秘薬を飲んだ者は強烈な快楽に溺れ、精神依存を形成し秘薬が手放せなくなってしまう。
 しかも服用をやめた時の禁断症状が酷いため、肉体的に秘薬を欲する身体依存を引き起こす。

 この秘薬を量産し、貴族たちに売れば、巨万の富を得られる──と、フライタークは思い付いたのである。

 秘薬の原料は、モーンという花になる実から出る液体だという。
 フライタークは大金を払って秘薬のレシピを手に入れた後、「プフランツェ」で販売する花を育てるという名目で自国に種子を持ち帰る。
 そして農場を作り、そこでモーンの栽培を開始したのだ。

 フライタークは秘薬の量産に成功すると、まず手始めに貧民街でその効果を試すことにした。

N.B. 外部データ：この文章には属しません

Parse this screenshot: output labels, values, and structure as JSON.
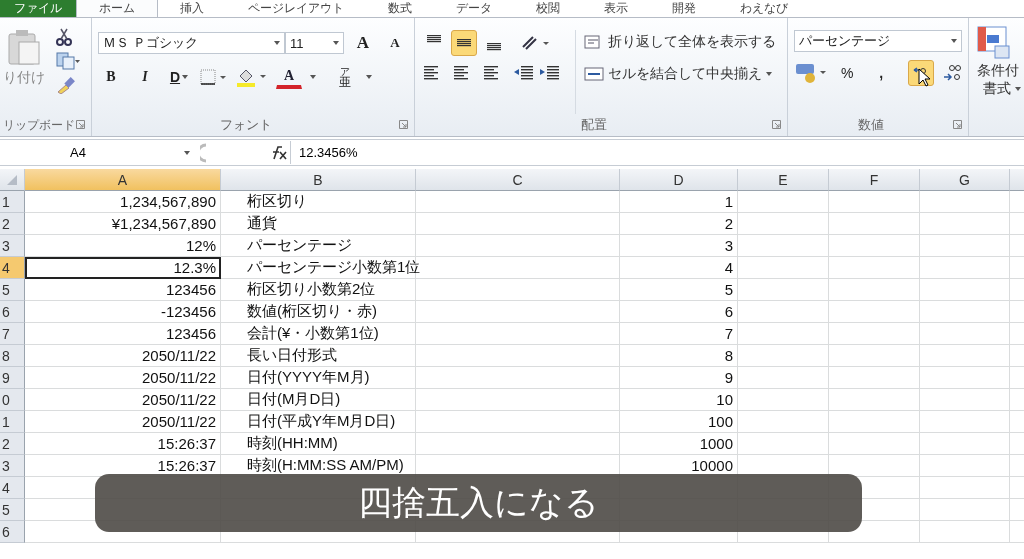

 秘薬の効果は絶大で、一度その味を知った者は、秘薬を手に入れようと躍起になった。それこそ他人の生命を奪ってまで、秘薬を手に入れようとするほどに。

 その様子を皮肉って、フライタークは秘薬を生命の水──”アクア・ヴィテ”と名付けた。

 しかし、”アクア・ヴィテ”が完成しても、フライタークの欲望は止まらない。